TRINITÉ
La victoire de la christologie du Logos
La difficulté de concilier le modalisme avec les nombreux passages des Évangiles où Jésus dialogue avec le Père allait finalement donner la victoire à la christologie du Logos.
À la « monarchie » des modalistes, qui confond le Père, le Fils et le Saint-Esprit, Tertullien (vers 160-vers 225) oppose la « règle de foi » traditionnelle, selon laquelle le Fils procède du Père et envoie à son tour l'Esprit. Ainsi, l'unité divine comporte une « économie » – un développement et une organisation internes –, donc une certaine pluralité.

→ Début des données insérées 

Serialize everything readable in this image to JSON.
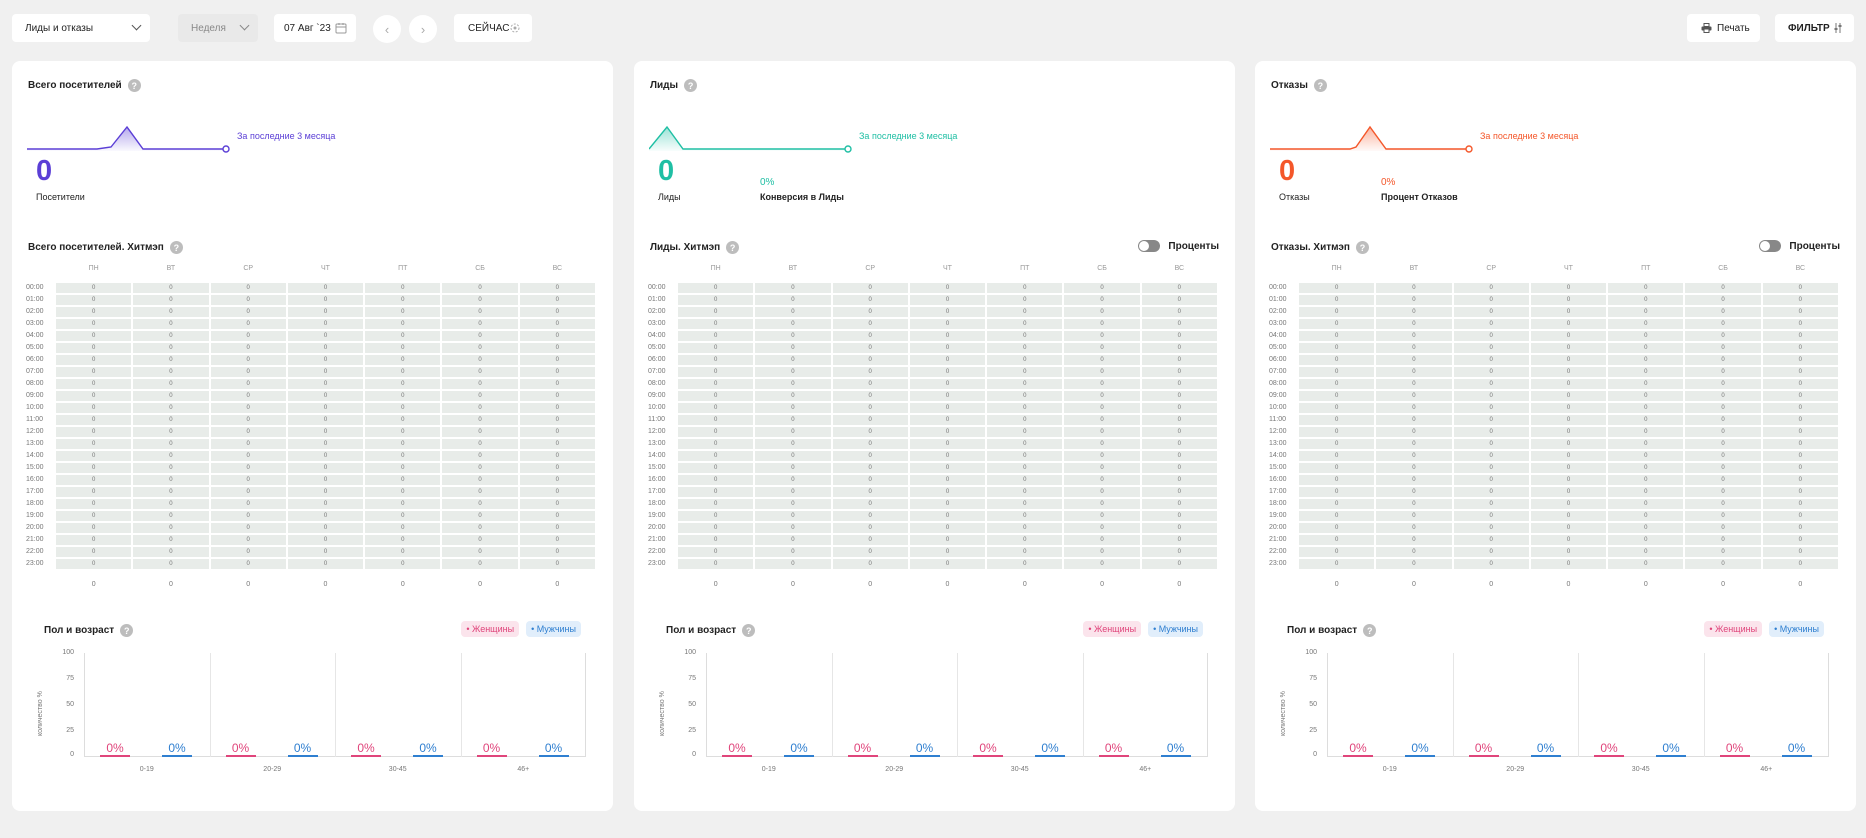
{
  "toolbar": {
    "report_select": "Лиды и отказы",
    "period_select": "Неделя",
    "date": "07 Авг `23",
    "prev": "‹",
    "next": "›",
    "now": "СЕЙЧАС",
    "print": "Печать",
    "filter": "ФИЛЬТР"
  },
  "days": [
    "ПН",
    "ВТ",
    "СР",
    "ЧТ",
    "ПТ",
    "СБ",
    "ВС"
  ],
  "hours": [
    "00:00",
    "01:00",
    "02:00",
    "03:00",
    "04:00",
    "05:00",
    "06:00",
    "07:00",
    "08:00",
    "09:00",
    "10:00",
    "11:00",
    "12:00",
    "13:00",
    "14:00",
    "15:00",
    "16:00",
    "17:00",
    "18:00",
    "19:00",
    "20:00",
    "21:00",
    "22:00",
    "23:00"
  ],
  "cell_value": "0",
  "day_totals": [
    "0",
    "0",
    "0",
    "0",
    "0",
    "0",
    "0"
  ],
  "sex_age": {
    "title": "Пол и возраст",
    "legend_female": "• Женщины",
    "legend_male": "• Мужчины",
    "ylabel": "количество %",
    "yticks": [
      "100",
      "75",
      "50",
      "25",
      "0"
    ],
    "groups": [
      "0-19",
      "20-29",
      "30-45",
      "46+"
    ],
    "female_values": [
      "0%",
      "0%",
      "0%",
      "0%"
    ],
    "male_values": [
      "0%",
      "0%",
      "0%",
      "0%"
    ]
  },
  "panels": [
    {
      "title": "Всего посетителей",
      "accent": "#5b3fd6",
      "spark_label": "За последние 3 месяца",
      "big": "0",
      "big_label": "Посетители",
      "pct": "",
      "pct_label": "",
      "heatmap_title": "Всего посетителей. Хитмэп",
      "toggle_label": ""
    },
    {
      "title": "Лиды",
      "accent": "#1fbfa4",
      "spark_label": "За последние 3 месяца",
      "big": "0",
      "big_label": "Лиды",
      "pct": "0%",
      "pct_label": "Конверсия в Лиды",
      "heatmap_title": "Лиды. Хитмэп",
      "toggle_label": "Проценты"
    },
    {
      "title": "Отказы",
      "accent": "#f4572a",
      "spark_label": "За последние 3 месяца",
      "big": "0",
      "big_label": "Отказы",
      "pct": "0%",
      "pct_label": "Процент Отказов",
      "heatmap_title": "Отказы. Хитмэп",
      "toggle_label": "Проценты"
    }
  ]
}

Pour écarter tout soupçon de dithéisme, Tertullien affirme d'emblée l'unité de la substance divine. Le terme « substance » est pris dans son sens stoïcien : c'est l'étoffe dont les choses sont faites ; ici, c'est la matière constitutive de Dieu. Cette unité n'est pas ramassée avarement sur elle-même : en vue de la création, elle se déploie et s'organise, sans division ni opposition, en la trinité du Père, du Fils et du Saint-Esprit. Pour exprimer cette pluralité, Tertullien emploie le mot persona qui peut signifier le masque, le rôle, le sujet personnel. En ce dernier sens, Tertullien dit du Père, du Fils et du Saint-Esprit qu'ils sont trois « personnes ».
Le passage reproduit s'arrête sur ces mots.